Have you ever owned car that was hard to start on a cold winter day? Did you ever get that car going (finally!) only to have it stall out a few yards away from your house? This is what a stuck project feels like to me. It takes so much effort to start something new, but we do it because we have high expectations. Then, for reasons we can’t control--and sometimes don’t even understand--all progress on the project just stops.
God’s people in Jerusalem came back to build a temple. Yes, they came back to rebuild their nation and community, but the government officially authorized and allowed them to return to Jerusalem to rebuild God’s temple (Ezra 1). And, they did it! First, they re-established obedient worship, then they laid the foundation for the temple and started building as we saw yesterday in Ezra 3.

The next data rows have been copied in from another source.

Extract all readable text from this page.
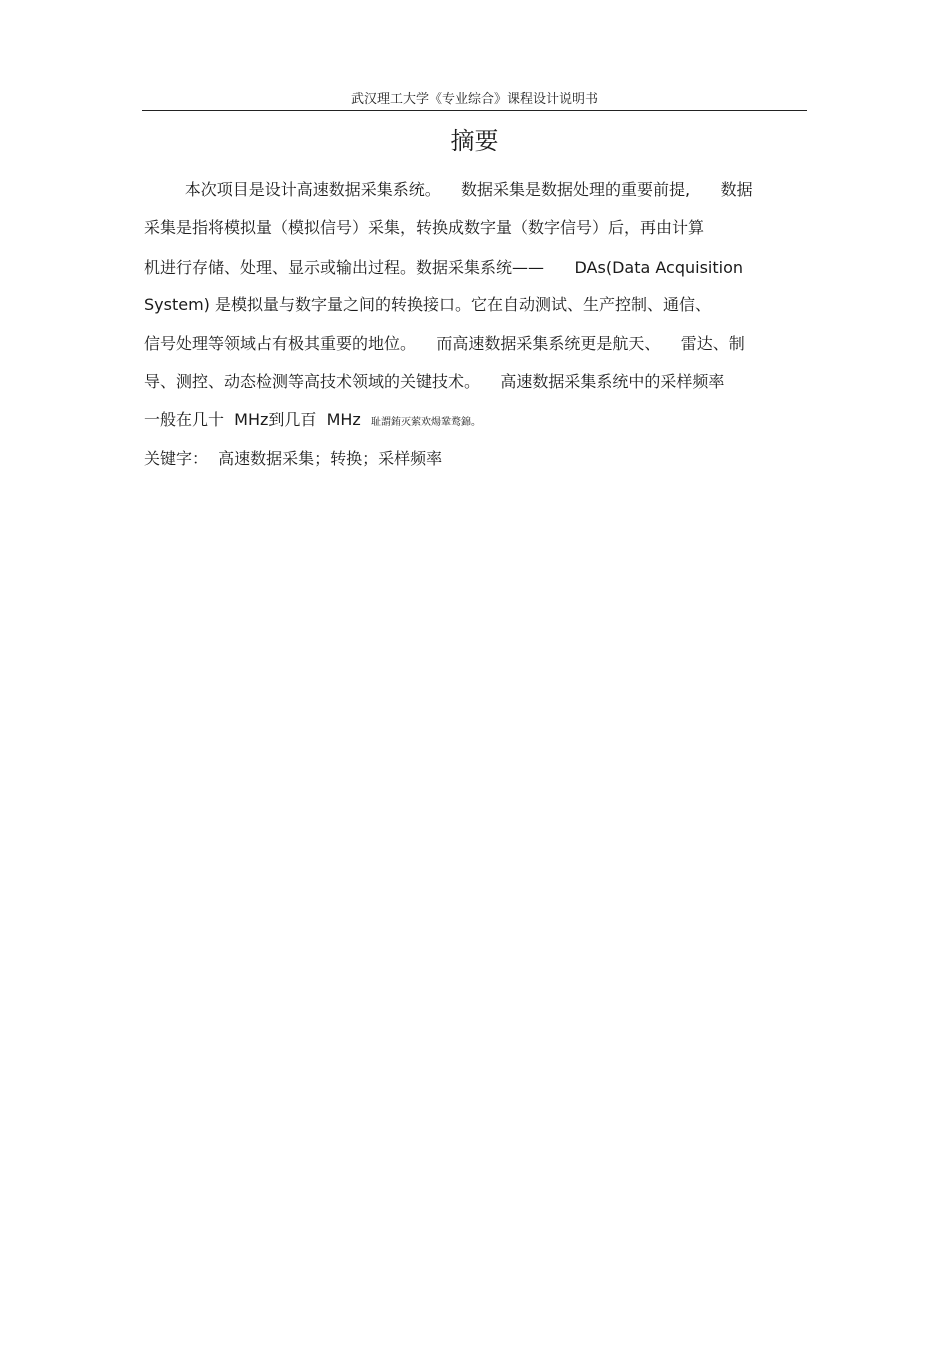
武汉理工大学《专业综合》课程设计说明书
摘要
本次项目是设计高速数据采集系统。    数据采集是数据处理的重要前提,      数据
采集是指将模拟量（模拟信号）采集，转换成数字量（数字信号）后，再由计算
机进行存储、处理、显示或输出过程。数据采集系统——      DAs(Data Acquisition
System) 是模拟量与数字量之间的转换接口。它在自动测试、生产控制、通信、
信号处理等领域占有极其重要的地位。    而高速数据采集系统更是航天、    雷达、制
导、测控、动态检测等高技术领域的关键技术。    高速数据采集系统中的采样频率
一般在几十  MHz到几百  MHz  耻謂銪灭萦欢煬鞏鹜錦。
关键字：  高速数据采集；转换；采样频率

But, from the very beginning, there were problems. I did not mention this yesterday, but at the end of Ezra 3 there were both shouts of joy from the people (Ezra 3:11b, 12b) and loud weeping from “many of the older priests and Levites and family heads, who had seen the former temple” (v. 12a). Were these tears of joy? Hardly. Ezra didn’t say so, but those who wept did so because the foundation of the new temple was so small and humble compared to the great temple Solomon had built. That is suggested in verse 12 by the phrase “who had seen the former temple.” It is confirmed by Haggai 2:3 where the prophet Haggai asked these people, “Who of you is left who saw this house in its former glory? How does it look to you now? Does it not seem to you like nothing?” So, there was internal dissension and opposition to the Lord’s work by God’s people themselves.
Here in chapter 4, we see opposition to building the temple from outside of Israel as well (vv. 1-3). First, foreigners offered to help but, of course, their “help” would almost certainly have come with expectations. God allowed Israel and Judah’s enemies to force them from the promised land because they had mingled the true worship of God with idols. The enemies described here in Ezra 4 wanted that same result.
When God’s enemies failed to infiltrate the construction of the temple they “set out to discourage the people of Judah and make them afraid to go on building” (v. 4). They used bribes (v. 5) and political maneuvering (vv. 6-23) to successfully stymie the construction of the Lord’s temple (v. 24) less than a year after the work began (compare 3:8 to 4:24).
What was behind all of these roadblocks? Satan was, of course. There were human actors in all of this dissension, whether internal or external, but God’s ultimate enemy, Satan, was the one doing the damage.
I’ve encountered this in every ministry I’ve ever been involved in. We set out to do something for the Lord. Just when we start to get some momentum some problem discourages people, complicates the work, or stops it altogether. Maybe you’ve encountered this in your life, too. You’ve set a path to serve God in some new way and, unexpectedly, problems cause you to stall out.
Don’t give up. That’s exactly what Satan wants! Opposition to God’s work is part of living in a fallen world. God’s people got through this and, if we keep trusting the Lord and seeking to do his will, he’ll get you and me and us through the problems too.